We also have an interesting ambiguity in terminology with regard to the measurement of Hertz. In the field of digital audio, a 96 KHz sampling rate indicates 'samples per second' rather than the conventional meaning of 'vibrations per second'. There is an association in that more samples per second can potentially render better approximations of higher harmonic frequencies. But only if they have been recorded, encoded and transduced at high-resolution (above 20 KHz harmonics) from beginning to end of the signal path.
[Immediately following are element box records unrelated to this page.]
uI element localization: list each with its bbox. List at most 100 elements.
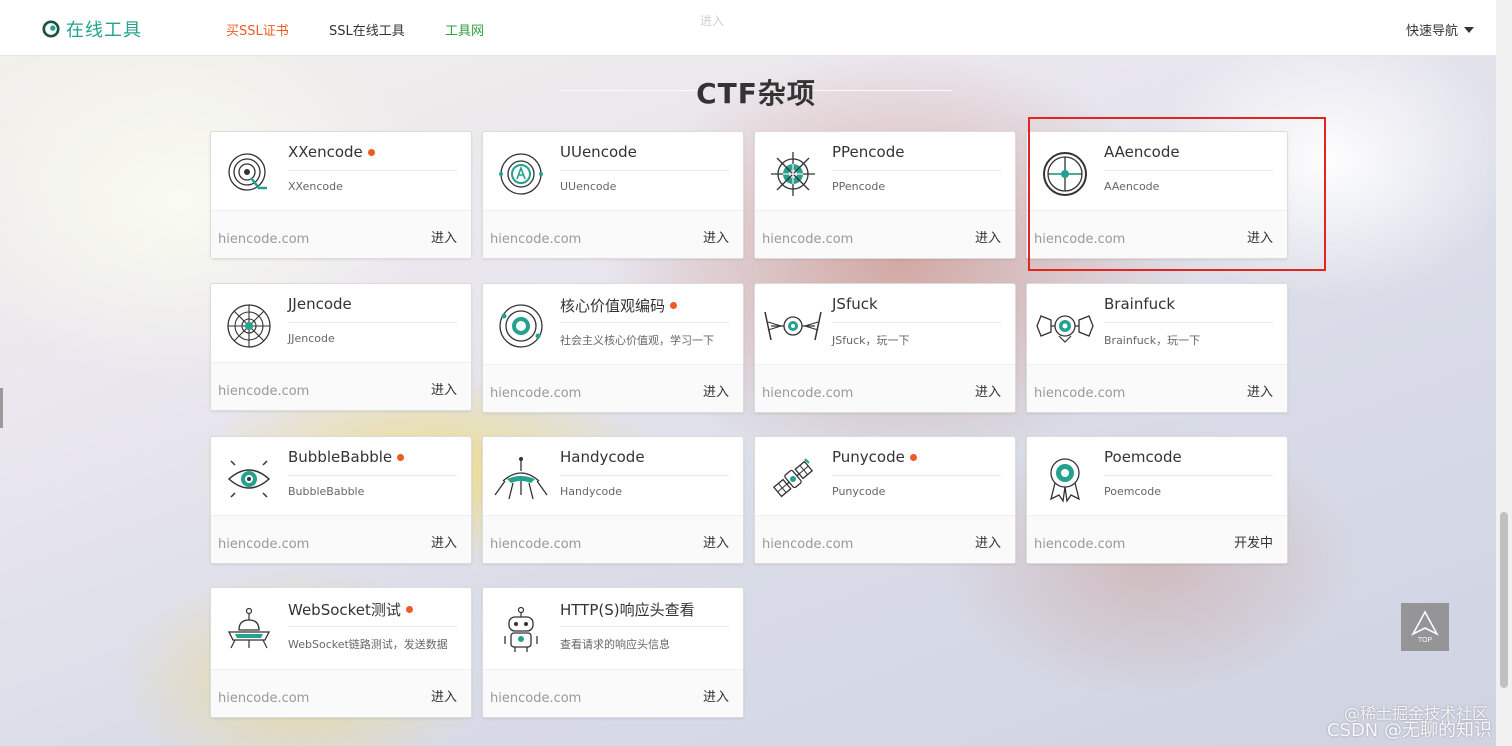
- top-label: TOP: [1418, 637, 1433, 644]
- card-domain: hiencode.com: [490, 691, 582, 706]
- card-footer: hiencode.com 进入: [483, 515, 743, 563]
- card-domain: hiencode.com: [1034, 537, 1126, 552]
- section-title: CTF杂项: [696, 77, 816, 110]
- side-handle[interactable]: [0, 388, 3, 428]
- card-title: JSfuck: [832, 295, 878, 313]
- card-domain: hiencode.com: [218, 691, 310, 706]
- card-domain: hiencode.com: [218, 384, 310, 399]
- lander-icon: [494, 457, 548, 500]
- card-title: Punycode: [832, 448, 917, 466]
- card-footer: hiencode.com 进入: [483, 364, 743, 412]
- card-title: 核心价值观编码: [560, 295, 678, 316]
- enter-link[interactable]: 进入: [703, 532, 729, 551]
- enter-link[interactable]: 进入: [431, 686, 457, 705]
- card-domain: hiencode.com: [762, 232, 854, 247]
- card-footer: hiencode.com 进入: [483, 669, 743, 717]
- tool-card-uuencode[interactable]: UUencode UUencode hiencode.com 进入: [482, 131, 744, 259]
- tie-fighter-icon: [764, 311, 822, 341]
- robot-icon: [504, 606, 538, 652]
- card-domain: hiencode.com: [490, 232, 582, 247]
- back-to-top-button[interactable]: TOP: [1401, 603, 1449, 651]
- logo-icon: [42, 20, 60, 38]
- tool-card-poemcode[interactable]: Poemcode Poemcode hiencode.com 开发中: [1026, 436, 1288, 564]
- card-domain: hiencode.com: [218, 232, 310, 247]
- card-description: UUencode: [560, 180, 617, 193]
- web-icon: [227, 304, 271, 348]
- card-footer: hiencode.com 进入: [211, 362, 471, 410]
- card-divider: [560, 322, 729, 323]
- card-footer: hiencode.com 进入: [755, 515, 1015, 563]
- nav-link-ssl-tools[interactable]: SSL在线工具: [329, 20, 405, 39]
- new-dot-icon: [909, 453, 917, 461]
- card-footer: hiencode.com 进入: [1027, 364, 1287, 412]
- card-title: PPencode: [832, 143, 905, 161]
- card-footer: hiencode.com 进入: [211, 669, 471, 717]
- card-footer: hiencode.com 进入: [755, 364, 1015, 412]
- tool-card-handycode[interactable]: Handycode Handycode hiencode.com 进入: [482, 436, 744, 564]
- card-divider: [560, 475, 729, 476]
- nav-link-tools-site[interactable]: 工具网: [445, 20, 484, 39]
- card-description: JJencode: [288, 332, 335, 345]
- card-title: WebSocket测试: [288, 599, 413, 620]
- card-title: HTTP(S)响应头查看: [560, 601, 695, 619]
- card-title: Poemcode: [1104, 448, 1182, 466]
- eye-icon: [227, 460, 271, 498]
- tool-card-bubblebabble[interactable]: BubbleBabble BubbleBabble hiencode.com 进…: [210, 436, 472, 564]
- card-title: BubbleBabble: [288, 448, 405, 466]
- csdn-watermark: CSDN @无聊的知识: [1326, 720, 1492, 741]
- enter-link[interactable]: 进入: [431, 227, 457, 246]
- enter-link[interactable]: 进入: [431, 532, 457, 551]
- orbit-icon: [499, 304, 543, 348]
- card-domain: hiencode.com: [1034, 386, 1126, 401]
- card-divider: [288, 626, 457, 627]
- card-description: JSfuck，玩一下: [832, 334, 910, 347]
- badge-icon: [1050, 458, 1080, 503]
- arrow-up-icon: TOP: [1411, 610, 1439, 644]
- tool-card-jsfuck[interactable]: JSfuck JSfuck，玩一下 hiencode.com 进入: [754, 283, 1016, 413]
- enter-link[interactable]: 进入: [975, 532, 1001, 551]
- enter-link[interactable]: 进入: [703, 686, 729, 705]
- card-domain: hiencode.com: [762, 386, 854, 401]
- card-description: Handycode: [560, 485, 623, 498]
- enter-link[interactable]: 进入: [975, 227, 1001, 246]
- card-footer: hiencode.com 进入: [483, 210, 743, 258]
- satellite-icon: [772, 458, 814, 498]
- enter-link[interactable]: 进入: [975, 381, 1001, 400]
- card-domain: hiencode.com: [218, 537, 310, 552]
- quick-nav-dropdown[interactable]: 快速导航: [1406, 20, 1474, 39]
- tool-card-core-values[interactable]: 核心价值观编码 社会主义核心价值观，学习一下 hiencode.com 进入: [482, 283, 744, 413]
- enter-link[interactable]: 进入: [431, 379, 457, 398]
- card-domain: hiencode.com: [490, 386, 582, 401]
- tool-card-http-headers[interactable]: HTTP(S)响应头查看 查看请求的响应头信息 hiencode.com 进入: [482, 587, 744, 718]
- nav-link-buy-ssl[interactable]: 买SSL证书: [226, 20, 289, 39]
- card-footer: hiencode.com 进入: [211, 210, 471, 258]
- compass-icon: [499, 153, 543, 195]
- helm-icon: [771, 152, 815, 196]
- card-divider: [832, 322, 1001, 323]
- enter-link[interactable]: 进入: [703, 381, 729, 400]
- card-title: JJencode: [288, 295, 352, 313]
- site-logo[interactable]: 在线工具: [42, 16, 142, 42]
- tool-card-brainfuck[interactable]: Brainfuck Brainfuck，玩一下 hiencode.com 进入: [1026, 283, 1288, 413]
- card-title: Handycode: [560, 448, 645, 466]
- scrollbar-thumb[interactable]: [1500, 512, 1508, 688]
- logo-text: 在线工具: [66, 20, 142, 41]
- card-description: XXencode: [288, 180, 343, 193]
- in-development-label: 开发中: [1233, 536, 1273, 551]
- tool-card-websocket[interactable]: WebSocket测试 WebSocket链路测试，发送数据 hiencode.…: [210, 587, 472, 718]
- card-divider: [288, 170, 457, 171]
- top-navbar: 在线工具 进入 买SSL证书 SSL在线工具 工具网 快速导航: [0, 0, 1496, 56]
- tool-card-ppencode[interactable]: PPencode PPencode hiencode.com 进入: [754, 131, 1016, 259]
- enter-link[interactable]: 进入: [703, 227, 729, 246]
- enter-link[interactable]: 进入: [1247, 381, 1273, 400]
- card-divider: [288, 475, 457, 476]
- tool-card-jjencode[interactable]: JJencode JJencode hiencode.com 进入: [210, 283, 472, 411]
- ufo-icon: [227, 607, 271, 649]
- quick-nav-label: 快速导航: [1405, 24, 1458, 39]
- card-divider: [288, 322, 457, 323]
- tool-card-xxencode[interactable]: XXencode XXencode hiencode.com 进入: [210, 131, 472, 259]
- tool-card-punycode[interactable]: Punycode Punycode hiencode.com 进入: [754, 436, 1016, 564]
- new-dot-icon: [670, 302, 678, 309]
- card-description: 查看请求的响应头信息: [560, 638, 670, 651]
- new-dot-icon: [367, 148, 375, 156]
This seems to be why hearing tests between digital audio conversion at 48 KHz and 96 KHz sampling rates has been inconclusive - in effect, the only difference is the presentation of twice as many samples per second of the same low-resolution (below 20 KHz harmonics) recording.

And even if you were now able to achieve full frequency-bandwidth to 20 KHz throughout the sound recording, editing, encoding and playback process, this would only capture up to the 2nd harmonic (1st overtone) of a complex 10KHz sound; or the 4th harmonic of a 5 KHz sound, or the 8th harmonic of a 2.5 KHz sound, etc.

One example of the audible implications of harmonic interactions occurs with the perception of simple combination tones. Yet, it also seems that combination tones are only surface-level examples of a more comprehensive process and phenomena.

Another bottleneck in the full implementation of a polychromatic music system is our MIDI standard (a foundational communications protocol and digital interface for electronic instruments). MIDI remains a 'gold-standard' and, since its emergence in 1983, remains locked-in to 80's era technology limitations (i.e. 16 channels, 128 note numbers).